Basically, what you have is the right approach, you just need to create a list of lists using your list comprehension.
For each match returned by soup.select
, you can extract both the text
and href
together.
Then, using the csv
module, you can pass this list of lists to csv.writerows
to create the CSV file for viewing in Excel or other tools, data processing, etc.
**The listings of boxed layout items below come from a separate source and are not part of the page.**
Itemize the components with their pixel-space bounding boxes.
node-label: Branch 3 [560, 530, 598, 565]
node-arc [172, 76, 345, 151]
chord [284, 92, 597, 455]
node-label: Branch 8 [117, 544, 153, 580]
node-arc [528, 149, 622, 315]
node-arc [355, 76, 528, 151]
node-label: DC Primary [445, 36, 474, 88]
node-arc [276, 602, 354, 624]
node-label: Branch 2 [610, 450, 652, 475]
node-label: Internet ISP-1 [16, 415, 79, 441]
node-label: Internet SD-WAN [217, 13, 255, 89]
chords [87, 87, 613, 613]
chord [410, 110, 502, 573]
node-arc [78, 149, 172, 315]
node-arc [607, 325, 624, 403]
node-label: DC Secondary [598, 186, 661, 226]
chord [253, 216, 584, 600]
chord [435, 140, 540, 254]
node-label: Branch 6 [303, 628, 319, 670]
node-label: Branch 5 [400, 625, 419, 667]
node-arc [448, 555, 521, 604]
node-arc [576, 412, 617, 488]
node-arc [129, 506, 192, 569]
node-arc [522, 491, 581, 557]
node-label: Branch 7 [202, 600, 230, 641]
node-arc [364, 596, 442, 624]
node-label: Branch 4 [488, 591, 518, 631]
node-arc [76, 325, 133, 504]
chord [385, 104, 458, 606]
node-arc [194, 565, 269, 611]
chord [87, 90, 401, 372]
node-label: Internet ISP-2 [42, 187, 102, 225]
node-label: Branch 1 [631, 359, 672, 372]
You can also optionally prepend a header to the list of lists, if you want, e.g. ['Title', 'URL']
.
Here is a full working example:
from bs4 import BeautifulSoup
import csv
import requests
url = 'https://learndataanalysis.org/python-tutorial/page/10'
r = requests.get(url)
soup = BeautifulSoup(r.content, 'lxml')
data = [[i.text, i['href']] for i in soup.select('h2.entry-title a')]
# optional, if you want to add a header line
data.insert(0, ['Title', 'URL'])
with open('output_data.csv', 'w') as output_file:
writer = csv.writer(output_file, delimiter=',', quoting=csv.QUOTE_ALL)
writer.writerows(data)
Note that csv.QUOTE_ALL
isn't strictly necessary, but its often a good idea to force quoting on all fields.
If you instead want to export to an XLSX format, its best to use the pandas
module instead:
import pandas as pd
df = pd.DataFrame(data, columns=['Title', 'URL'])
df.to_excel('output_data.xlsx')
This will by default also export the row numbers. If you prefer to omit them, you can use the pandas.ExcelWriter
class, as in this post.
Edit:
If you want also want to extract the dates, then you can do so with a separate list comprehension (since the date information is in a different HTML element altogether).
Then, you can use zip
to combine the information together.
data = [[i.text, i['href']] for i in soup.select('h2.entry-title a')]
dates = [i.text for i in soup.select('span.published')]
data = [i + [j] for i, j in zip(data, dates)]